See Colorado salary details

$30

$65

$101

How much do clinical coding jobs pay per hour?

As of Jun 27, 2026, the average hourly pay for clinical coding in Colorado is $65.74, according to ZipRecruiter salary data. Most workers in this role earn between $53.32 and $74.04 per hour, depending on experience, location, and employer.

How do you become a clinical coder?

To become a clinical coder, you typically need a relevant qualification such as a diploma or degree in health information management, medical coding, or a related field. Gaining certification from professional bodies like the American Health Information Management Association (AHIMA) or the American Academy of Professional Coders (AAPC) can improve job prospects, and proficiency with coding tools and medical terminology is essential.

What is a Clinical Coding job?

A Clinical Coding job involves translating medical diagnoses, procedures, and treatments into standardized codes using classification systems like ICD-10 and OPCS-4. Clinical Coders play a crucial role in ensuring accurate patient records, supporting hospital funding, and enabling healthcare data analysis. They work closely with healthcare professionals to ensure codes reflect the patient's care accurately. This helps with insurance claims, research, and healthcare planning. Strong attention to detail and knowledge of medical terminology are essential skills in this role.

What do you do as a clinical coder?

A clinical coder reviews patient medical records and assigns standardized codes for diagnoses, procedures, and treatments using classification systems like ICD and CPT. This process ensures accurate billing, data collection, and healthcare analysis, often requiring attention to detail and familiarity with coding software. Clinical coders typically work in healthcare settings and may need certification to demonstrate their expertise.

What pays more, CCS or CPC?

Clinical Coding Specialists (CCS) and Certified Professional Coders (CPC) are certifications for medical coding professionals. Generally, CCS coders tend to earn higher salaries due to their focus on hospital coding and more complex cases, while CPC coders often work in outpatient settings. Salary differences can also depend on experience, location, and employer.

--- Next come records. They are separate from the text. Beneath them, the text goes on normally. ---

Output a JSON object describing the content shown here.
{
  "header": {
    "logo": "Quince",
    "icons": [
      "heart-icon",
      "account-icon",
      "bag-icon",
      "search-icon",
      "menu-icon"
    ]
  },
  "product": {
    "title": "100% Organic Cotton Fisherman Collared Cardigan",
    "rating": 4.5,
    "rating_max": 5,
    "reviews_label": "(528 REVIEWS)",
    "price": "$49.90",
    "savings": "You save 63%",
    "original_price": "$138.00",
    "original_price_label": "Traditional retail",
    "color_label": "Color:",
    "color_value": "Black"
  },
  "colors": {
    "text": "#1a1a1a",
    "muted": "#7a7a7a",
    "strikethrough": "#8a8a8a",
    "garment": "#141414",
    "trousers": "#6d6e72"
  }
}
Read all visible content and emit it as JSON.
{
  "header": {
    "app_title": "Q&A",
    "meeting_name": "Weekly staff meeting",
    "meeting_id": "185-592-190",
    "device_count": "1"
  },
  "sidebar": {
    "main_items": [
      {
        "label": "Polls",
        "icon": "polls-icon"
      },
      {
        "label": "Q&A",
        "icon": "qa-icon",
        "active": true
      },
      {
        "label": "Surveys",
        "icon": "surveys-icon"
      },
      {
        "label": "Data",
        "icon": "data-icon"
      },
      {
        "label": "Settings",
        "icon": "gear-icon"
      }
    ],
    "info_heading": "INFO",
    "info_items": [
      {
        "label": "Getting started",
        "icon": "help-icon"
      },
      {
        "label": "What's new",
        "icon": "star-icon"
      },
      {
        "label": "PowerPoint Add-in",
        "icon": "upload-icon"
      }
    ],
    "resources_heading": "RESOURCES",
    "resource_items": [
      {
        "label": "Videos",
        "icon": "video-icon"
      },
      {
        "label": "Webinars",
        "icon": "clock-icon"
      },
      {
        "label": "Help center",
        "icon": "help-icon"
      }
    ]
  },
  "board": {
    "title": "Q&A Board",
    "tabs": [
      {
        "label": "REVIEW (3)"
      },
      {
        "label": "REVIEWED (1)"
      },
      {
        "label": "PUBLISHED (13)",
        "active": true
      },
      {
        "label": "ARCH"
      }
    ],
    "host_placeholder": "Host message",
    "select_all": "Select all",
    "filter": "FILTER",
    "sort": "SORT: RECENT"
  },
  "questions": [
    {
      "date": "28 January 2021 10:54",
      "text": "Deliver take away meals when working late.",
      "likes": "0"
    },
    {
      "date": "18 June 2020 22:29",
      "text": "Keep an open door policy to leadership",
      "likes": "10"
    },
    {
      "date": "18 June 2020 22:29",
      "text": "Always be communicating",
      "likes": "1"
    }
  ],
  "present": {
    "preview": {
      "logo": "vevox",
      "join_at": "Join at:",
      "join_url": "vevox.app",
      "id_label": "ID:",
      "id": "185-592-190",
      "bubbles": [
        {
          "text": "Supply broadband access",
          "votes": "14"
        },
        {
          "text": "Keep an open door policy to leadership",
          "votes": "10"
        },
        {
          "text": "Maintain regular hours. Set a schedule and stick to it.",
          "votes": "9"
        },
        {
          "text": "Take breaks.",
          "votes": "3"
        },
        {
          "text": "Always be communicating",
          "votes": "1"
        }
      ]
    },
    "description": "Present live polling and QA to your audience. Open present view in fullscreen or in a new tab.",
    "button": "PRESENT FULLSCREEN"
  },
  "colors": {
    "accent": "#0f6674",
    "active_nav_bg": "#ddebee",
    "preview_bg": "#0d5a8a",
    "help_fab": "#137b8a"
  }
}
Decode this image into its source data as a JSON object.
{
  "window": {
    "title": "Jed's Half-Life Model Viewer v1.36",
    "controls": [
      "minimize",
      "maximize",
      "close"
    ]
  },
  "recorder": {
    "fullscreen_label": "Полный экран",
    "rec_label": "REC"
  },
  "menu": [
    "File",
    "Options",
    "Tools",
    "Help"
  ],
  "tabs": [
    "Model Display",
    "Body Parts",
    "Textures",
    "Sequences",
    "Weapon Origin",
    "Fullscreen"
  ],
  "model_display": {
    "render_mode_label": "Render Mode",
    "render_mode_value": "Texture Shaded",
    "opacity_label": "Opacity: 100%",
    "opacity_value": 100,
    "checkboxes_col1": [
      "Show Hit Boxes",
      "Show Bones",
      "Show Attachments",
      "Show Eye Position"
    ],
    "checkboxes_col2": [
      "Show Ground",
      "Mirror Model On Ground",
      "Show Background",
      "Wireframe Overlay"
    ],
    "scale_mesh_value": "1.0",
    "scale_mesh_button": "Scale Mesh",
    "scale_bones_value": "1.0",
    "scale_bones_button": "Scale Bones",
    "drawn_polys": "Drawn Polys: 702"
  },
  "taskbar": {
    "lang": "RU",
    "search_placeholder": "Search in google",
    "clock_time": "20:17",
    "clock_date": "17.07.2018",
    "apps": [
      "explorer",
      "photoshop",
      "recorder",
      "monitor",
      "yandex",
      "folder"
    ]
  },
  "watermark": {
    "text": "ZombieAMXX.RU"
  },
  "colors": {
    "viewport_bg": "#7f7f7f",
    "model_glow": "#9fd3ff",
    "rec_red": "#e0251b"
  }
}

What are the key skills and qualifications needed to thrive in the Clinical Coding position, and why are they important?

To thrive in Clinical Coding, you need a solid understanding of medical terminology, anatomy, and healthcare documentation, usually supported by a relevant qualification such as a certificate or diploma in clinical coding or health information management. Familiarity with coding systems like ICD-10, CPT, and electronic health record (EHR) software is essential, and recognized certifications (e.g., CCS or CCA) are highly valued. Attention to detail, analytical thinking, and effective communication skills help clinical coders ensure accuracy and collaborate with healthcare professionals. These capabilities are vital to produce precise coding that supports hospital billing, regulatory compliance, and quality patient care data.

What are the typical daily responsibilities of a Clinical Coding professional?

Clinical Coding professionals are primarily responsible for reviewing healthcare documentation, interpreting medical records, and accurately assigning standardized codes to diagnoses and procedures. They frequently collaborate with physicians and clinical staff to clarify documentation when needed, ensuring coding is both accurate and comprehensive. Their role also involves maintaining up-to-date knowledge of coding guidelines, auditing records for compliance, and sometimes assisting with insurance claims processing. This mix of independent work and team collaboration ensures the integrity of patient data and supports important hospital functions like billing and reporting.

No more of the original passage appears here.